Abstract

Fe-rich minnesotaites with Fe/(Fe + Mg) ratios of 0.80 and 0.92 were studied using high‐resolution transmission electron microscopy (hrtem). [010] images show the relative positions of tetrahedra and octahedra in the 2:1 layers and the inverted tetrahedra in the interlayer regions. Minnesotaite having Fe/(Fe + Mg) = 0.92 exhibits electron‐diffraction patterns characteristic of a C‐centered cell, but hrtem images show that tetrahedral strip widths are severely disordered along the a direction. The sample with Fe/(Fe + Mg) =0.80 contains domains of ordered primitive cells as well as disordered C‐centered cells. Strips that are three and four tetrahedra wide predominate, but newly discovered strips that are two tetrahedra wide and others that are more than four tetrahedra wide also occur in both specimens.

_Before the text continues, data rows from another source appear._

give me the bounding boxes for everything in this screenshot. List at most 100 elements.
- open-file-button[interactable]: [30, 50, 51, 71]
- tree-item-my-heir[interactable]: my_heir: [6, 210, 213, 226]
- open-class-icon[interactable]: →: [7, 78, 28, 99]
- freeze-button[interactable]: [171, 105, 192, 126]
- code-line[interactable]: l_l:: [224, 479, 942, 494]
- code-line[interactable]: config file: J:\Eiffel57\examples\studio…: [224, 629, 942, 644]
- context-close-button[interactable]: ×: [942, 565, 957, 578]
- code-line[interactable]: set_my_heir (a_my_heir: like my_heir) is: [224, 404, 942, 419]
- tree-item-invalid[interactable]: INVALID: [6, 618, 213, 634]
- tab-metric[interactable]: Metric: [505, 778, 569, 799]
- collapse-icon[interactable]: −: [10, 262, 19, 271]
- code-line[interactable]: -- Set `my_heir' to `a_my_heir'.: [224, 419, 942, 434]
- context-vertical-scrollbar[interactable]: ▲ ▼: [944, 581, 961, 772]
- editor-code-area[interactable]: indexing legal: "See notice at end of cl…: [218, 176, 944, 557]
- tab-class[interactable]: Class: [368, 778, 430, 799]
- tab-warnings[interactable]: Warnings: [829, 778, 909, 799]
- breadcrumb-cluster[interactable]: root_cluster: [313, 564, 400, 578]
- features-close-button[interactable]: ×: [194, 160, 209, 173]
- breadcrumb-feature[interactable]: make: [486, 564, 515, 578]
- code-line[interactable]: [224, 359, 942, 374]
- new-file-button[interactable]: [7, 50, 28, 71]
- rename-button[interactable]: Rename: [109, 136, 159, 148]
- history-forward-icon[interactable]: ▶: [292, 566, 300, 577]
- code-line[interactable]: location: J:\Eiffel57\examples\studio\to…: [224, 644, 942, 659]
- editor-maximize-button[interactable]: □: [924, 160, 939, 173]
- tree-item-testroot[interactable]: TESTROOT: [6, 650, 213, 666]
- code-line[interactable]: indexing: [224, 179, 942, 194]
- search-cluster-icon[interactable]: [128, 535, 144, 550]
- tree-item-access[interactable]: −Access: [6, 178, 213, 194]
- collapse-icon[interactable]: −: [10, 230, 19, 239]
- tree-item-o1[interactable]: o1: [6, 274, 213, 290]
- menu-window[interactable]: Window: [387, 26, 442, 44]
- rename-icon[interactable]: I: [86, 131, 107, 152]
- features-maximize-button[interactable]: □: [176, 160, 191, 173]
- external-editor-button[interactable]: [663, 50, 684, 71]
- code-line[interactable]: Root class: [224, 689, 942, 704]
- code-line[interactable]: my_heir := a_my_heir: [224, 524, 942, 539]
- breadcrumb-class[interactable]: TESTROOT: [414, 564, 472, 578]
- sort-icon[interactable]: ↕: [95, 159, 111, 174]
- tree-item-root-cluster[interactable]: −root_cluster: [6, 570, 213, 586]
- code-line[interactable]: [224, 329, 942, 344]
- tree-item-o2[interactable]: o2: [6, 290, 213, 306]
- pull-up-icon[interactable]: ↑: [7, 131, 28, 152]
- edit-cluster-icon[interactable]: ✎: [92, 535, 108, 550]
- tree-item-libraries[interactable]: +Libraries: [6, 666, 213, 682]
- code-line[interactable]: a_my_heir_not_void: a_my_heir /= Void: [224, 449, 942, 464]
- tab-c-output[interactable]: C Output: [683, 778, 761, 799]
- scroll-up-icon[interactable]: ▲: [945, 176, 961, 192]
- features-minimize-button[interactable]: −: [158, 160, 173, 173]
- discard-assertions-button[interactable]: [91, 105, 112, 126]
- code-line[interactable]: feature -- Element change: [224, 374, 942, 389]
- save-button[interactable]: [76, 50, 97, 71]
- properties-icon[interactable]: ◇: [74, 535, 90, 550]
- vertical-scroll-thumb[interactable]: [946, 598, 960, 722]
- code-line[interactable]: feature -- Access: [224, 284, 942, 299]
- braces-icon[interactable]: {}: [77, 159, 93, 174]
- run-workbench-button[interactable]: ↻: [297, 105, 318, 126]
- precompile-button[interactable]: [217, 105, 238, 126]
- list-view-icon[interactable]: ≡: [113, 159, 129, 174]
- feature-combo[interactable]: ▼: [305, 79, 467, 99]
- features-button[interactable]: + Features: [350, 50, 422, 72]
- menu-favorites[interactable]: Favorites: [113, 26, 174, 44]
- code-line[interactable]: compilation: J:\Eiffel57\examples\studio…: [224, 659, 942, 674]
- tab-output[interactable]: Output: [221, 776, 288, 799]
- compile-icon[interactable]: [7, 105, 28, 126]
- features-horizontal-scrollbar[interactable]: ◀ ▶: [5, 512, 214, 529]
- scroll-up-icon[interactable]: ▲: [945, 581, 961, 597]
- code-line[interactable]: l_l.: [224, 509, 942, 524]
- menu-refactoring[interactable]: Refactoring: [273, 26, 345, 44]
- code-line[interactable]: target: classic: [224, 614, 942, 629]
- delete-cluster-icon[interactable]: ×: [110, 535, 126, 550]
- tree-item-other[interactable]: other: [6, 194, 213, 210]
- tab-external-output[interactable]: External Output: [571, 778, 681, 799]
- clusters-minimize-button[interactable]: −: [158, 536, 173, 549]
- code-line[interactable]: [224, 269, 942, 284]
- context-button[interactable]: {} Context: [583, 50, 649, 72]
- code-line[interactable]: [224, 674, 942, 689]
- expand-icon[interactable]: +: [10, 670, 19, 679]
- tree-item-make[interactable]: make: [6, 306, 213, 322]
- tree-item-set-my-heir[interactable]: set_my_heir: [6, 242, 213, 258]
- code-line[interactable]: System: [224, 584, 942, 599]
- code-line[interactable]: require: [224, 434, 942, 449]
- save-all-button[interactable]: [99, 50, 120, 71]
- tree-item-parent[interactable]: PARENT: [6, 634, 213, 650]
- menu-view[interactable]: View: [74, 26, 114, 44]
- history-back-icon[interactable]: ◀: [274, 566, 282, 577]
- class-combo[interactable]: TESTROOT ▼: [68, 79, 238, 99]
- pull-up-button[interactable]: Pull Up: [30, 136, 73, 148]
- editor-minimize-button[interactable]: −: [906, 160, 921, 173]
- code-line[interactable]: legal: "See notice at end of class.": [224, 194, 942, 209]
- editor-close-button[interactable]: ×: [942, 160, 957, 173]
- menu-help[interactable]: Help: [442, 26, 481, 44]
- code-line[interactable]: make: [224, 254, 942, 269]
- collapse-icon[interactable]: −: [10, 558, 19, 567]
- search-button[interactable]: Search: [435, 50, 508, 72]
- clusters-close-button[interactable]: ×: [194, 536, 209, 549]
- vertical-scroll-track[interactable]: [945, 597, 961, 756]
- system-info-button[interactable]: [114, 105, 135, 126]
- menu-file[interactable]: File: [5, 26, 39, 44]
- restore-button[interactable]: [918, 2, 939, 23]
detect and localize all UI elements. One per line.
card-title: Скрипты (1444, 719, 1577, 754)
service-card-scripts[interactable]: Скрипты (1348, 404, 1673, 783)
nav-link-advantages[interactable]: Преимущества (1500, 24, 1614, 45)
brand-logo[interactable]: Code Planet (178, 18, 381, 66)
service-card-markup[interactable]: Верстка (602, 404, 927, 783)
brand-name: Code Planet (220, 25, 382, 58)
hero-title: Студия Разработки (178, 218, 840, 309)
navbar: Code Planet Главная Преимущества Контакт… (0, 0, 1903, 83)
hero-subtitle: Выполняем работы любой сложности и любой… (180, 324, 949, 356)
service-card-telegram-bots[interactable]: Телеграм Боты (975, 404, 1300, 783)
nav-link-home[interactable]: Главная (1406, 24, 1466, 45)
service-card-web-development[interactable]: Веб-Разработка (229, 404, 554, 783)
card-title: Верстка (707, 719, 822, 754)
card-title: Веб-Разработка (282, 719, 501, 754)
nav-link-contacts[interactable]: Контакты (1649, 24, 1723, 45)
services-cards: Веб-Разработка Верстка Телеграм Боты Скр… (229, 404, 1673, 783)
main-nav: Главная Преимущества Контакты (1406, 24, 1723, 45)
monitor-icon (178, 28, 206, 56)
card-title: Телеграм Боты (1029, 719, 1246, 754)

Wide tetrahedral strips are more abundant in the minnesotaite having Fe/(Fe + Mg) = 0.80, and a strip 10 tetrahedra wide was observed. Various β* values occur; they can be derived by displacement of opposing tetrahedral strips across the octahedral sheet within each layer by (n/10)a along the a axis in the primitive‐cell minnesotaite. Local variations of β* values are also associated with strip‐width disorder. Crystal regions having β* = 64° are most abundant, but regions having β*= 52° are also common.The Fe/(Fe + Mg) ratio seems to be important in determining the strip‐width disorder as well as the average tetrahedral strip width. Increased strip widths tend toward a talc‐like structure, which consists of “infinitely” wide tetrahedral strips.